我正在尝试使用此规则解析论坛:
rules = (Rule(LinkExtractor(allow=(r'page-\d+$')), callback='parse_item', follow=True),)
我在开始时尝试了几种有/无r的方法,在模式结束时有/无$等等,但每次scrapy都会生成以等号结尾的链接,即使在链接中没有=也没有页面也没有图案。
有一个提取链接的例子(也使用parse_start_url,所以起始网址也在这里,是的,我试图删除它 - 它没有帮助):
[<GET http://www.example.com/index.php?threads/topic.0000/>,
<GET http://www.example.com/index.php?threads%2Ftopic.0000%2Fpage-2=>,
<GET http://www.example.com/index.php?threads%2Ftopic.0000%2Fpage-3=>]
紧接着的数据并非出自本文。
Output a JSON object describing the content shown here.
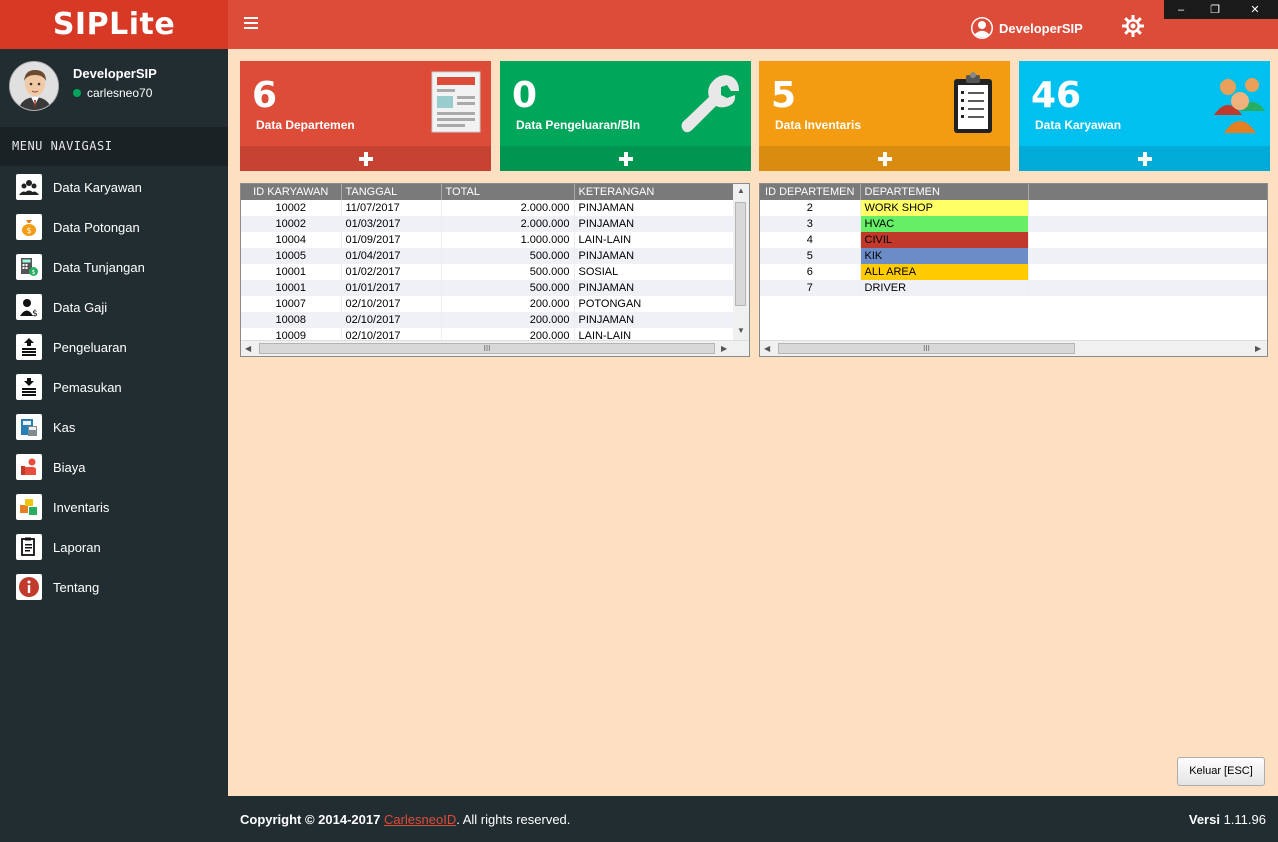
{
  "brand": "SIPLite",
  "user": {
    "name": "DeveloperSIP",
    "username": "carlesneo70"
  },
  "menu_header": "MENU NAVIGASI",
  "menu": [
    {
      "label": "Data Karyawan",
      "icon": "users-icon"
    },
    {
      "label": "Data Potongan",
      "icon": "money-bag-icon"
    },
    {
      "label": "Data Tunjangan",
      "icon": "calculator-icon"
    },
    {
      "label": "Data Gaji",
      "icon": "salary-user-icon"
    },
    {
      "label": "Pengeluaran",
      "icon": "coins-out-icon"
    },
    {
      "label": "Pemasukan",
      "icon": "coins-in-icon"
    },
    {
      "label": "Kas",
      "icon": "cash-register-icon"
    },
    {
      "label": "Biaya",
      "icon": "cost-hand-icon"
    },
    {
      "label": "Inventaris",
      "icon": "boxes-icon"
    },
    {
      "label": "Laporan",
      "icon": "report-icon"
    },
    {
      "label": "Tentang",
      "icon": "info-icon"
    }
  ],
  "header": {
    "user": "DeveloperSIP"
  },
  "window": {
    "minimize": "‒",
    "restore": "❐",
    "close": "✕"
  },
  "cards": [
    {
      "num": "6",
      "title": "Data Departemen",
      "color": "#dd4b39",
      "foot": "#c64333",
      "icon": "document-icon"
    },
    {
      "num": "0",
      "title": "Data Pengeluaran/Bln",
      "color": "#00a65a",
      "foot": "#009551",
      "icon": "wrench-icon"
    },
    {
      "num": "5",
      "title": "Data Inventaris",
      "color": "#f39c12",
      "foot": "#da8c10",
      "icon": "clipboard-icon"
    },
    {
      "num": "46",
      "title": "Data Karyawan",
      "color": "#00c0ef",
      "foot": "#00acd7",
      "icon": "people-icon"
    }
  ],
  "karyawan_table": {
    "headers": [
      "ID KARYAWAN",
      "TANGGAL",
      "TOTAL",
      "KETERANGAN"
    ],
    "rows": [
      [
        "10002",
        "11/07/2017",
        "2.000.000",
        "PINJAMAN"
      ],
      [
        "10002",
        "01/03/2017",
        "2.000.000",
        "PINJAMAN"
      ],
      [
        "10004",
        "01/09/2017",
        "1.000.000",
        "LAIN-LAIN"
      ],
      [
        "10005",
        "01/04/2017",
        "500.000",
        "PINJAMAN"
      ],
      [
        "10001",
        "01/02/2017",
        "500.000",
        "SOSIAL"
      ],
      [
        "10001",
        "01/01/2017",
        "500.000",
        "PINJAMAN"
      ],
      [
        "10007",
        "02/10/2017",
        "200.000",
        "POTONGAN"
      ],
      [
        "10008",
        "02/10/2017",
        "200.000",
        "PINJAMAN"
      ],
      [
        "10009",
        "02/10/2017",
        "200.000",
        "LAIN-LAIN"
      ]
    ]
  },
  "departemen_table": {
    "headers": [
      "ID DEPARTEMEN",
      "DEPARTEMEN",
      ""
    ],
    "rows": [
      {
        "id": "2",
        "name": "WORK SHOP",
        "color": "#ffff66"
      },
      {
        "id": "3",
        "name": "HVAC",
        "color": "#66ee66"
      },
      {
        "id": "4",
        "name": "CIVIL",
        "color": "#c0392b"
      },
      {
        "id": "5",
        "name": "KIK",
        "color": "#6b8cc7"
      },
      {
        "id": "6",
        "name": "ALL AREA",
        "color": "#ffcc00"
      },
      {
        "id": "7",
        "name": "DRIVER",
        "color": ""
      }
    ]
  },
  "scroll_thumb_label": "III",
  "keluar": "Keluar [ESC]",
  "footer": {
    "copy_prefix": "Copyright © 2014-2017 ",
    "copy_link": "CarlesneoID",
    "copy_suffix": ". All rights reserved.",
    "version_label": "Versi",
    "version": "1.11.96"
  }
}
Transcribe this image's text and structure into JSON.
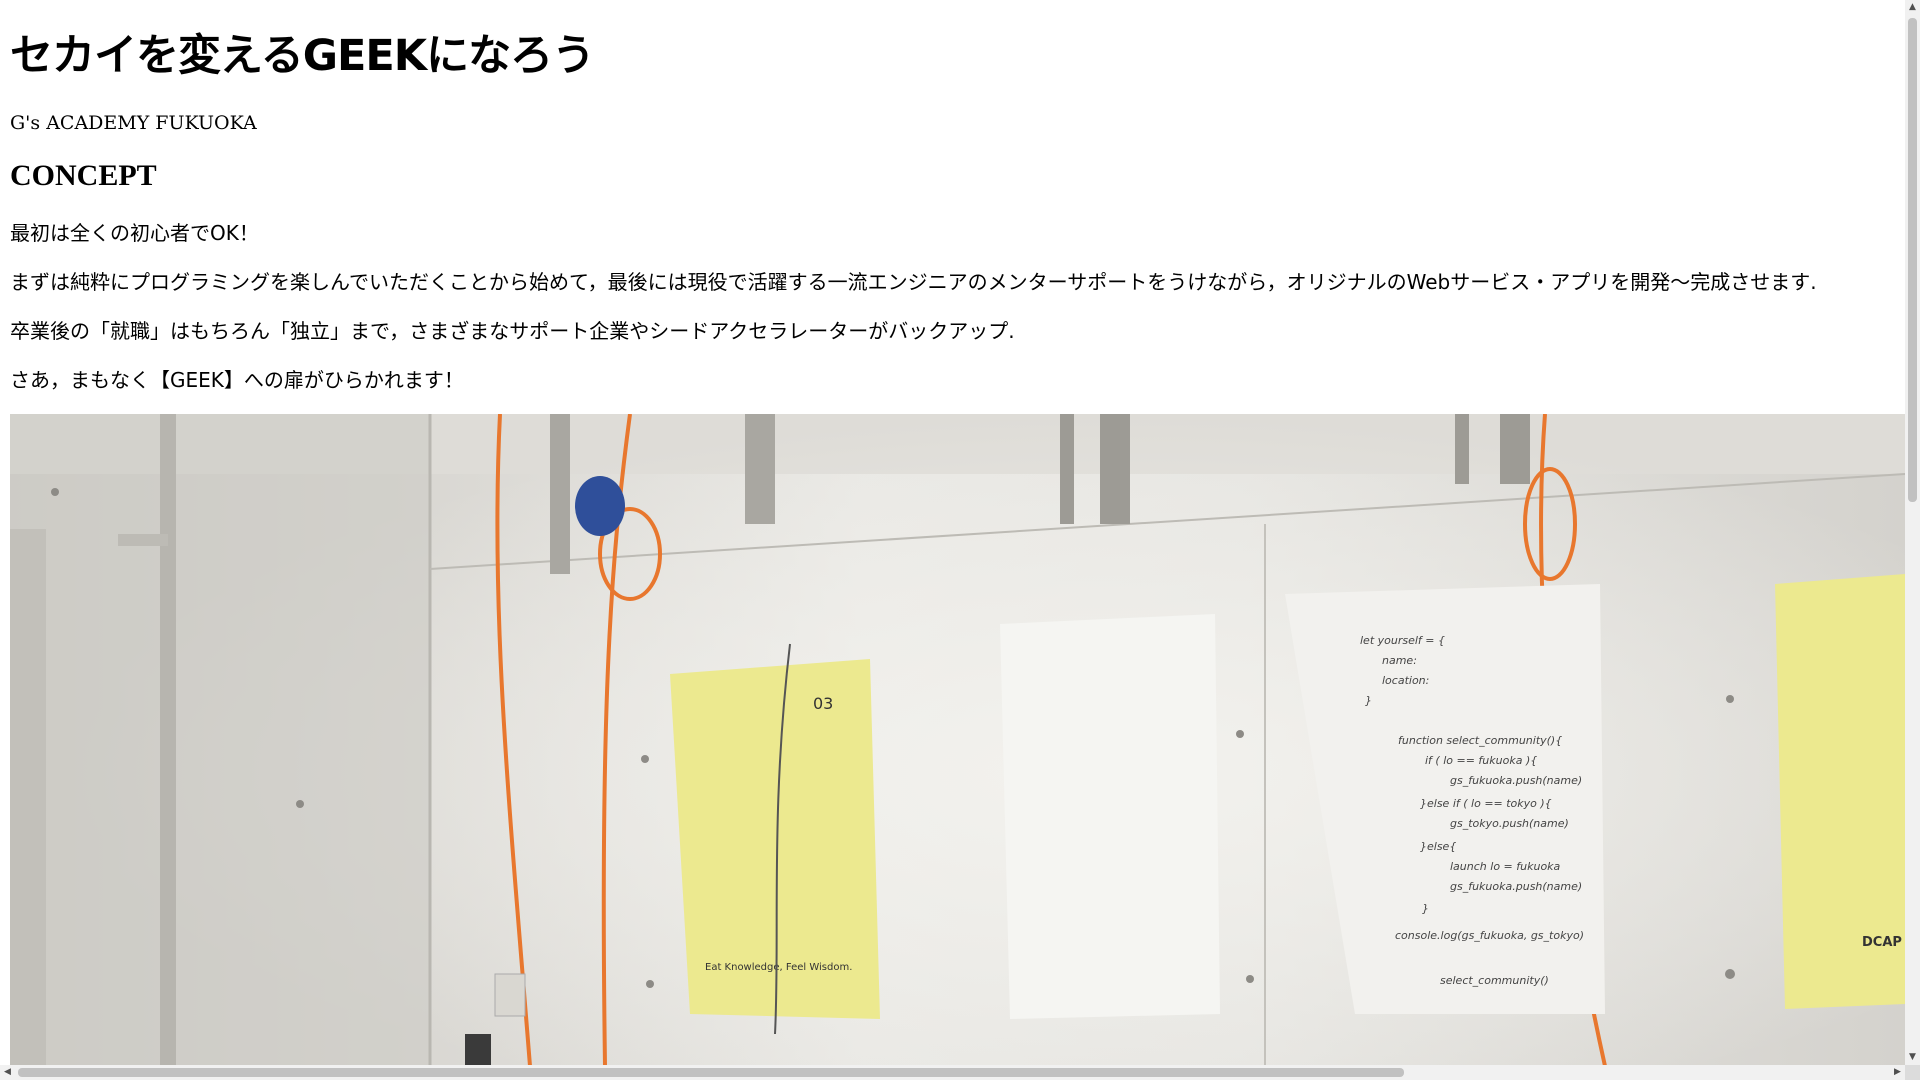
{
  "header": {
    "title": "セカイを変えるGEEKになろう",
    "subtitle": "G's ACADEMY FUKUOKA"
  },
  "concept": {
    "heading": "CONCEPT",
    "paragraphs": [
      "最初は全くの初心者でOK！",
      "まずは純粋にプログラミングを楽しんでいただくことから始めて，最後には現役で活躍する一流エンジニアのメンターサポートをうけながら，オリジナルのWebサービス・アプリを開発〜完成させます.",
      "卒業後の「就職」はもちろん「独立」まで，さまざまなサポート企業やシードアクセラレーターがバックアップ.",
      "さあ，まもなく【GEEK】への扉がひらかれます！"
    ]
  },
  "photo": {
    "poster_caption": "Eat Knowledge, Feel Wisdom.",
    "poster_number": "03",
    "right_poster_caption": "DCAP D",
    "whiteboard_lines": [
      "let yourself = {",
      "name:",
      "location:",
      "}",
      "function select_community(){",
      "if ( lo == fukuoka ){",
      "gs_fukuoka.push(name)",
      "}else if ( lo == tokyo ){",
      "gs_tokyo.push(name)",
      "}else{",
      "launch lo = fukuoka",
      "gs_fukuoka.push(name)",
      "}",
      "console.log(gs_fukuoka, gs_tokyo)",
      "select_community()"
    ]
  },
  "scrollbars": {
    "up_arrow": "▲",
    "down_arrow": "▼",
    "left_arrow": "◀",
    "right_arrow": "▶"
  }
}
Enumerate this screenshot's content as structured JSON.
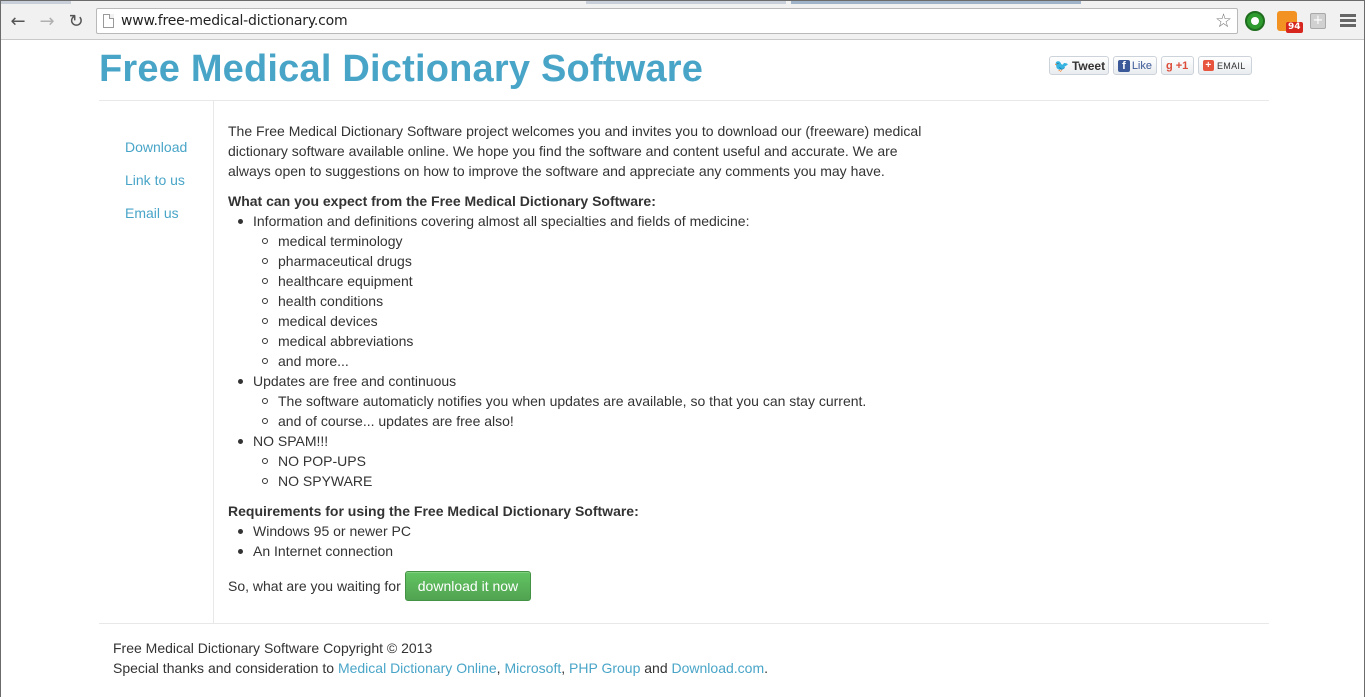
{
  "browser": {
    "url": "www.free-medical-dictionary.com",
    "rss_badge": "94"
  },
  "header": {
    "title": "Free Medical Dictionary Software",
    "social": {
      "tweet": "Tweet",
      "like": "Like",
      "plus_one": "+1",
      "email": "EMAIL"
    }
  },
  "sidebar": {
    "items": [
      {
        "label": "Download"
      },
      {
        "label": "Link to us"
      },
      {
        "label": "Email us"
      }
    ]
  },
  "main": {
    "intro": "The Free Medical Dictionary Software project welcomes you and invites you to download our (freeware) medical dictionary software available online. We hope you find the software and content useful and accurate. We are always open to suggestions on how to improve the software and appreciate any comments you may have.",
    "expect_heading": "What can you expect from the Free Medical Dictionary Software:",
    "expect_items": [
      {
        "text": "Information and definitions covering almost all specialties and fields of medicine:",
        "sub": [
          "medical terminology",
          "pharmaceutical drugs",
          "healthcare equipment",
          "health conditions",
          "medical devices",
          "medical abbreviations",
          "and more..."
        ]
      },
      {
        "text": "Updates are free and continuous",
        "sub": [
          "The software automaticly notifies you when updates are available, so that you can stay current.",
          "and of course... updates are free also!"
        ]
      },
      {
        "text": "NO SPAM!!!",
        "sub": [
          "NO POP-UPS",
          "NO SPYWARE"
        ]
      }
    ],
    "requirements_heading": "Requirements for using the Free Medical Dictionary Software:",
    "requirements": [
      "Windows 95 or newer PC",
      "An Internet connection"
    ],
    "waiting_text": "So, what are you waiting for",
    "download_button": "download it now"
  },
  "footer": {
    "copyright": "Free Medical Dictionary Software Copyright © 2013",
    "thanks_prefix": "Special thanks and consideration to ",
    "link1": "Medical Dictionary Online",
    "sep1": ", ",
    "link2": "Microsoft",
    "sep2": ", ",
    "link3": "PHP Group",
    "and_text": " and ",
    "link4": "Download.com",
    "end": "."
  }
}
如果我在浏览器中打开或在scrapy shell中获取这些链接,我会得到错误的页面,无需解析,但删除相同的符号可以解决问题。
那么为什么会这样呢?我该如何处理呢?
编辑1(附加信息):
编辑2:
蜘蛛的代码:
from scrapy.spiders import CrawlSpider, Rule
from scrapy.linkextractors import LinkExtractor
from scrapy.http import Request
class BmwclubSpider(CrawlSpider):
name = "bmwclub"
allowed_domains = ["www.bmwclub.ru"]
start_urls = []
start_url_objects = []
rules = (Rule(LinkExtractor(allow=(r'page-\d+$')), callback='parse_item'),)
def parse_start_url(self, response):
return Request(url = response.url, callback=self.parse_item, meta={'site_url': response.url})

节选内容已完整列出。